Nun hat ja jeder so seine Vorstellungen wie die Maus sein soll, aber spielt da auch die Maus mit?

Wir handhaben das ziemlich einfach. Bei uns sucht die Maus aus und nicht der / die Besitzer.

Haben wir schon immer so gemacht und hat sich bewährt.

Nur mal vorweg, Domenik wollte eine grau-weisse Maus, da seine grau-weisse vor kurzem in den Mäusehimmel gegangen ist. Damit sein Kumpel nicht allein im Terrarium ist, hatte uns Maximiliane, die Frau von Domenik kontaktiert.

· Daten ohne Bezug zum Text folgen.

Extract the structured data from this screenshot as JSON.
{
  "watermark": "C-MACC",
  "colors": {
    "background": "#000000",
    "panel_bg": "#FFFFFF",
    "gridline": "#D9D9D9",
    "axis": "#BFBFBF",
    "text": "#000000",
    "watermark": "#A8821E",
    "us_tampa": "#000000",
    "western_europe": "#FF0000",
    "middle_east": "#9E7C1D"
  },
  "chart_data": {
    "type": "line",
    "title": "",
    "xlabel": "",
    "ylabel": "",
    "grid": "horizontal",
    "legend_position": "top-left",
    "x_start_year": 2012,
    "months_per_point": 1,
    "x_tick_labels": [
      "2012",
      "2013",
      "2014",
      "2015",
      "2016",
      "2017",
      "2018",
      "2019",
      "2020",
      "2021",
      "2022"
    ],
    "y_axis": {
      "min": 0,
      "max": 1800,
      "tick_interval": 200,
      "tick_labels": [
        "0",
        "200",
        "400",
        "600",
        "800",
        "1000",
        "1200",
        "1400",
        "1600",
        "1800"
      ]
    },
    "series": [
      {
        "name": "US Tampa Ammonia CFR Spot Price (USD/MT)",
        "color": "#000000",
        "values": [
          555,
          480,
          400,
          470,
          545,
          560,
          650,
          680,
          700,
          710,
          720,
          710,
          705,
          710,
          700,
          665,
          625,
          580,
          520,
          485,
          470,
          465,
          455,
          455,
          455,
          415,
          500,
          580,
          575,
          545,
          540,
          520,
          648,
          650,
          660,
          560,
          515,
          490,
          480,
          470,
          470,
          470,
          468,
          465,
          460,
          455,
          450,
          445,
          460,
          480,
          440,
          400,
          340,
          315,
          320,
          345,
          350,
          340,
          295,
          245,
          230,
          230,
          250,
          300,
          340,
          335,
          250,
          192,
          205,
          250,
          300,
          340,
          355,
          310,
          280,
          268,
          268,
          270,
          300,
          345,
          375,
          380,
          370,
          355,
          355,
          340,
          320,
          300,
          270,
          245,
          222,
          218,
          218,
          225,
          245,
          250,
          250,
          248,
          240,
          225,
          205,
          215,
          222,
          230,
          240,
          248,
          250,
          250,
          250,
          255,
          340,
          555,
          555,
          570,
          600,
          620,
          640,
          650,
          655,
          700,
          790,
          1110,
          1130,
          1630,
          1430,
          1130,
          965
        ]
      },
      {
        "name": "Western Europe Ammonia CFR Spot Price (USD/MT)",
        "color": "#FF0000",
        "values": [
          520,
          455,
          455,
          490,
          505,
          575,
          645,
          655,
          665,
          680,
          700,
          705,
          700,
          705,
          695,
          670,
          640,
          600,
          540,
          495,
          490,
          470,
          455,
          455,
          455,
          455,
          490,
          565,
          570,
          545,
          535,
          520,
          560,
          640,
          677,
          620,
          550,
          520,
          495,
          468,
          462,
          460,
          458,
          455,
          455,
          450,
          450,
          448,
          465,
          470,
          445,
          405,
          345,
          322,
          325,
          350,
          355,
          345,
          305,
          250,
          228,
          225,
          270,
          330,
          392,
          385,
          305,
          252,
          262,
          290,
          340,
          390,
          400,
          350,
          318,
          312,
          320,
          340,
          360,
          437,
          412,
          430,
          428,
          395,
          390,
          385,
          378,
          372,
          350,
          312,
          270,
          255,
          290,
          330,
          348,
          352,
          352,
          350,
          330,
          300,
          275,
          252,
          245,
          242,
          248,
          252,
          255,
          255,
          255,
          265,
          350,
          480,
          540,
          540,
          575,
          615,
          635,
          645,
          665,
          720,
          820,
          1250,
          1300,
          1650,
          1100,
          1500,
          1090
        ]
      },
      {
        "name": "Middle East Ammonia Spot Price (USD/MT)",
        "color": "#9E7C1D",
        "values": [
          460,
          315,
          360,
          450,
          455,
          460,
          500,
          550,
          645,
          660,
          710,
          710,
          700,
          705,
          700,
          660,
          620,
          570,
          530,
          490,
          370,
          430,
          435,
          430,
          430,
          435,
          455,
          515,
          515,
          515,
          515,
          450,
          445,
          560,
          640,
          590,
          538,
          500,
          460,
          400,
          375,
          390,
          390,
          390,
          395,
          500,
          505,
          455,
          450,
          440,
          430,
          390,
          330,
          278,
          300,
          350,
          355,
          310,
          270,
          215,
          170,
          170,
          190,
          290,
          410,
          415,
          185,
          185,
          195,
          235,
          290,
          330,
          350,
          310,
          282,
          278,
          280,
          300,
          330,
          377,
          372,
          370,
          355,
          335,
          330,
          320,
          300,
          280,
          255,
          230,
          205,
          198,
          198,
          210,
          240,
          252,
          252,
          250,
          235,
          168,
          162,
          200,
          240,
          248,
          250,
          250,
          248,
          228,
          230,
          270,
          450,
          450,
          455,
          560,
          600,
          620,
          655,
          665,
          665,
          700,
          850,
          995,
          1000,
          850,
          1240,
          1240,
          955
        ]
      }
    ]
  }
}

Wer uns kennt, der weiss, das wir immer mit Rat & Tat beiseite stehen, so wie auch diesmal.

Hier mal eine Mail von unseren neuen Mäusefreunden Maximiliane und Dominik:

Betreff: Mausi – Twister

Hallo ihr Lieben,
anbei die ersten Bilder unseres neuen Lieblings 🙂

Die Bilder sprechen für sich, was die Vergesellschaftung angeht –
keinerlei „Kampf“, nur großes Beschnuppern und nach 30 Minuten bereits
enges Zusammensitzen.
Die erste Nacht hat der Kleine schon quer über
Charlie geschlafen und nun haben sie sich schon richtig lieb!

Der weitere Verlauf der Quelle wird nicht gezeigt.